The mummified body of Ötzi, the Iceman who lived 5300 years ago, had no less than 61 tattoos! 

But tattoos go a long way back: the practice has been present in Europe continuously since the Neolithic age, with tattoos being more or less conspicuous during different periods. The mummified body of Ötzi, the Iceman who lived 5300 years ago, had no less than 61 tattoos! Members of the Ligurian tribe of Cisalpine Gaul tattooed themselves, as did the Picts in the British Isles and Roman legionnaires… However, evidence of this practice dwindled in the Middle Ages, probably as a result of the explicit ban on body markings imposed by Christianity, which held omnipotent sway over European society.

Why do people get tattoos today?

S. G.: In this era of individualism, tattoos are a way of asserting one’s own personality and constitute a marker of identity based on highly personalized pictures. But beyond the simple narcissistic gesture, for some, tattoos offer a way of marking important stages in one’s life, commemorating a deceased parent for instance, or the birth of a child, or of signaling kinship with a particular group. The gesture is akin to an attempt to recreate rituals within a society in which such rituals no longer exist… In Samoa, the Polynesian archipelago on which my anthropology studies focus, many foreign visitors come seeking authenticity and “ritualization” of tattoos. Yet we can’t imagine that these societies remain firmly stuck in ancestral tradition.

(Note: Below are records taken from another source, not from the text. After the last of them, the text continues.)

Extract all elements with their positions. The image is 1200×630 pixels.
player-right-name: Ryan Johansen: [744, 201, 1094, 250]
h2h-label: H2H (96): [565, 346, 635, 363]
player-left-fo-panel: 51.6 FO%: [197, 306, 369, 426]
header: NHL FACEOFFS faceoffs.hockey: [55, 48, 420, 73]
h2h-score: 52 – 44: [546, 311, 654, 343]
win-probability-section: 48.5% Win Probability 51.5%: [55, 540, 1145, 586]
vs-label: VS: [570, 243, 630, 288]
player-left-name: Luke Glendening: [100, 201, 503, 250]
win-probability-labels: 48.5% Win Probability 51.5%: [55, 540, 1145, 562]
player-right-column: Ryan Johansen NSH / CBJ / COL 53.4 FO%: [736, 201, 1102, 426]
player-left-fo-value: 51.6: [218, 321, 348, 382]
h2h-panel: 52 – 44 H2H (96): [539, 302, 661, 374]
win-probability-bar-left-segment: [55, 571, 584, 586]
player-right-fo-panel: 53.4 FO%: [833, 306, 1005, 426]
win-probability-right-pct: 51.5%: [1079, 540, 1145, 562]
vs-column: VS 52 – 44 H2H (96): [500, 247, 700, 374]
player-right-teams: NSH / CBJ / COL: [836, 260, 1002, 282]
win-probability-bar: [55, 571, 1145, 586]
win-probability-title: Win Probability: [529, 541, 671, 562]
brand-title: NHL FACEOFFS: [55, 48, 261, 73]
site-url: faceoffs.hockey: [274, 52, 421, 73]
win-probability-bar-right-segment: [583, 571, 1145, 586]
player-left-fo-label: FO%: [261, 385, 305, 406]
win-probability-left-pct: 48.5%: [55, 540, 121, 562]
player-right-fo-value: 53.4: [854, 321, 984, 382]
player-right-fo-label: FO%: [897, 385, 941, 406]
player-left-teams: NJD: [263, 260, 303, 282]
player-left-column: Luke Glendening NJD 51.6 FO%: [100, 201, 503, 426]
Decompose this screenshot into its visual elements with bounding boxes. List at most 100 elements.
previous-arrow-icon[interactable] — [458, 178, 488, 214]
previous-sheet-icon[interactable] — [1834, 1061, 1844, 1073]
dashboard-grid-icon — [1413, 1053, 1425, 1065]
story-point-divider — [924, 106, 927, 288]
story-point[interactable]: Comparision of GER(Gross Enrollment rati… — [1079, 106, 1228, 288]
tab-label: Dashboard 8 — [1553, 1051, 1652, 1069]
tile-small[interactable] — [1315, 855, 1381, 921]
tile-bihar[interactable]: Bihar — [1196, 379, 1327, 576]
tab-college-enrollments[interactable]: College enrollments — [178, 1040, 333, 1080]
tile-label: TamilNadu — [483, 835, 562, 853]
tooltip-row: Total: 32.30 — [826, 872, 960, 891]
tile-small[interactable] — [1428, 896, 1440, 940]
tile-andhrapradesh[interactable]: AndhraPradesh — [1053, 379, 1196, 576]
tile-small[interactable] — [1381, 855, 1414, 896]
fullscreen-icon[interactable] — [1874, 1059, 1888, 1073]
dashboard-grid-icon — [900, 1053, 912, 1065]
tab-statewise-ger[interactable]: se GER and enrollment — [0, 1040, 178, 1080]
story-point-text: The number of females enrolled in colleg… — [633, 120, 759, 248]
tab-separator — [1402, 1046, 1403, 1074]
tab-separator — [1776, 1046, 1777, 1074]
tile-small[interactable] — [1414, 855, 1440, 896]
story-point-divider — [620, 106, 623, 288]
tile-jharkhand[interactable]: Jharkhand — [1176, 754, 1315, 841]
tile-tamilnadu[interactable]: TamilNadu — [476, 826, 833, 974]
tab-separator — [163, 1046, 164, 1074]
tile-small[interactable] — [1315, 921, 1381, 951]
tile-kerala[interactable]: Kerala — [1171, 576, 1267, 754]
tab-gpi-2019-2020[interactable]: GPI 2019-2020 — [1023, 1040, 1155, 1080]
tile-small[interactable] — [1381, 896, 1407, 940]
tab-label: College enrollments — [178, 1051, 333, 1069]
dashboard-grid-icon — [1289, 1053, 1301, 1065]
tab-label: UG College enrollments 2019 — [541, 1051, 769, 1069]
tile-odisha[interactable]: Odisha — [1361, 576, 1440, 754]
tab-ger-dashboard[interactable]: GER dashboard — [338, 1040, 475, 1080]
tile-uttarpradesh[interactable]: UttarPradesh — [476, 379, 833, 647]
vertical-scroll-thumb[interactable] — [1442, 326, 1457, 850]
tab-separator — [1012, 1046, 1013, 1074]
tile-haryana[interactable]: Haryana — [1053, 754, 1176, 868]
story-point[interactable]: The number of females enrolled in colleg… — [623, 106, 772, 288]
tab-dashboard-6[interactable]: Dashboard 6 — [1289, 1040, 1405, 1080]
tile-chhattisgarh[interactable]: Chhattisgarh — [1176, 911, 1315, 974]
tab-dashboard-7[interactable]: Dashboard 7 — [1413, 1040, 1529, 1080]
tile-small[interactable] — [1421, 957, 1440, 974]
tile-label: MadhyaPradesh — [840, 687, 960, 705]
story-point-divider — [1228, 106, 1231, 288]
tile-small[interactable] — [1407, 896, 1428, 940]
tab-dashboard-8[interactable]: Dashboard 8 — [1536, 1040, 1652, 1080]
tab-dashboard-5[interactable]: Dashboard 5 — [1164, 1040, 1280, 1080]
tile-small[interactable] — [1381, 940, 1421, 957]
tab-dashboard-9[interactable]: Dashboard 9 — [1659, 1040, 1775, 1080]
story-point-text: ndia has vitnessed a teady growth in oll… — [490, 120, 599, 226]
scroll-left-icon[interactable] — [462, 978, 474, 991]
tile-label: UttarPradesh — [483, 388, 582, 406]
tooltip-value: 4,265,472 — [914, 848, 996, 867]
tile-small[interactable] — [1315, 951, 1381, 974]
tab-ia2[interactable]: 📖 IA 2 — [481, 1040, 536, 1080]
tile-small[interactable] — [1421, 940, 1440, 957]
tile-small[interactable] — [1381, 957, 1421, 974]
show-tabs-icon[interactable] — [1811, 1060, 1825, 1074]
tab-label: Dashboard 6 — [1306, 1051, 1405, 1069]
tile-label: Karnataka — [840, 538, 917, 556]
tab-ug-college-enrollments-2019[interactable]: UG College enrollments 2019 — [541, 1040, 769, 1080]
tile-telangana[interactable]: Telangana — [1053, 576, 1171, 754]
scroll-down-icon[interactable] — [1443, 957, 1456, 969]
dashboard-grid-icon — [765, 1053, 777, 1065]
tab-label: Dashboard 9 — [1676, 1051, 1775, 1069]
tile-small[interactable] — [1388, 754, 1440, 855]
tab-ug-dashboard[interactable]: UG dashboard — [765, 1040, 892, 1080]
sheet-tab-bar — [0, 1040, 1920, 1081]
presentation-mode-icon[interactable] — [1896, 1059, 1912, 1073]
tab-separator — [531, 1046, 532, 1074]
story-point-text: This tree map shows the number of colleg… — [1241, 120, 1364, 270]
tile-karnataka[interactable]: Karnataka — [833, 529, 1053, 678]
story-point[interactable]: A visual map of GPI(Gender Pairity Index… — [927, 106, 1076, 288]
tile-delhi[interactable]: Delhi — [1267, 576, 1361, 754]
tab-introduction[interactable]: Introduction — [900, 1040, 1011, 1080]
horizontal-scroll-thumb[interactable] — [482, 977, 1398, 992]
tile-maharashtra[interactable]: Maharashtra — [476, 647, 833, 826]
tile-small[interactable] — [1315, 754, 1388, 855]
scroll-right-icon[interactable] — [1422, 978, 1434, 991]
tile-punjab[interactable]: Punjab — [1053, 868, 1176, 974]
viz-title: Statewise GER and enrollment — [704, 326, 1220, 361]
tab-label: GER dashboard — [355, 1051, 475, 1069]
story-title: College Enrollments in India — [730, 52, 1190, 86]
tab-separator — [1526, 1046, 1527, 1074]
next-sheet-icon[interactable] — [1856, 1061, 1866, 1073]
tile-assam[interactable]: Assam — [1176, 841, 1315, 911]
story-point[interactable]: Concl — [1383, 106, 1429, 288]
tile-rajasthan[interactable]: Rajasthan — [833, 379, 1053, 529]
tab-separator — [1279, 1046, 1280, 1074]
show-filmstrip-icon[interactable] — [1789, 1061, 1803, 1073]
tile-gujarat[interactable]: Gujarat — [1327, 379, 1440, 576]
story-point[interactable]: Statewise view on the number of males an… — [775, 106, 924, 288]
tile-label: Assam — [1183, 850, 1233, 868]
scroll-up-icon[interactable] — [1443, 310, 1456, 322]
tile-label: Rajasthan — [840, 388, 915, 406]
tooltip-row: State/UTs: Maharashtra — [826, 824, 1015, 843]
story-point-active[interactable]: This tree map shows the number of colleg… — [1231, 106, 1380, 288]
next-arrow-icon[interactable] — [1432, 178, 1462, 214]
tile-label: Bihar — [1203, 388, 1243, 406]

Tattoos in Asia and the Pacific Islands have been influenced as much by Western practices as they themselves have influenced practices in the West.

Tattoo machines and antimicrobial techniques were very quickly embraced by Polynesian societies (here, in Moorea).
Tattoo machines and antimicrobial techniques were very quickly embraced by Polynesian societies (here, in Moorea).

How does exchange occur between the Asia-Pacific region and the West?
S. G.: At the beginning of the 1980s, the most important Western tattoo artists visited the Orient and Oceania and brought back with them expertise and motifs they found there. Highly inspired by Japan, US tattoo artist Don Ed Hardy is one of the first to have introduced Orientalism in his tattoos, which did much to increase awareness of this practice, hitherto reserved for military personnel, social outsiders and the popular classes. The famous tribal tattoo comprising long, solid black curved lines, is derived from motifs found in Borneo and Micronesia. But these exchanges were by no means one-way. Very soon, artistic residences in Hawaii and San Francisco welcomed tattoo artists from Asia. Such exchanges were clearly evident in Samoa and Takayuki, where Western antimicrobial practices were adopted, with disinfection of equipment and use of rubber gloves, and so on. In addition, the innovations developed by famous tattoo artists have drastically expanded the possibilities of their art and influenced the entire planet in the process.

What innovations have there been in this practice, that stretches back thousands of years?
S. G.: Tattoos involve placing ink under the skin with a needle to create permanent motifs. To this end, different techniques have been used down the ages and across the continents, such as the use of needles with thread soaked in pigment, ‘hammer’ tattoos, a practice used to this day in Southeast Asia and which involves tapping with a small hammer on a striking rake to insert sharp points into the skin, and so on. Even now, the technique is still evolving. Tattoo machines, the electric pens used in tattoo parlors, can perforate the skin up to 150 times per second!

Some tattoo artists like Frenchman Filip Leu have invented systems enabling several needles to be grouped together in order to cover larger areas of skin. In addition, the range of available pigments has increased considerably… Today, some tattoo practitioners are incredible artists who can draw a Picasso on your skin if you so desire.

Footnotes
  • 1. Sébastien Galliot is a researcher at the Centre de recherche et de documentation sur l’Océanie (Credo, CNRS / EHESS / Univ. Aix-Marseille) in Marseille.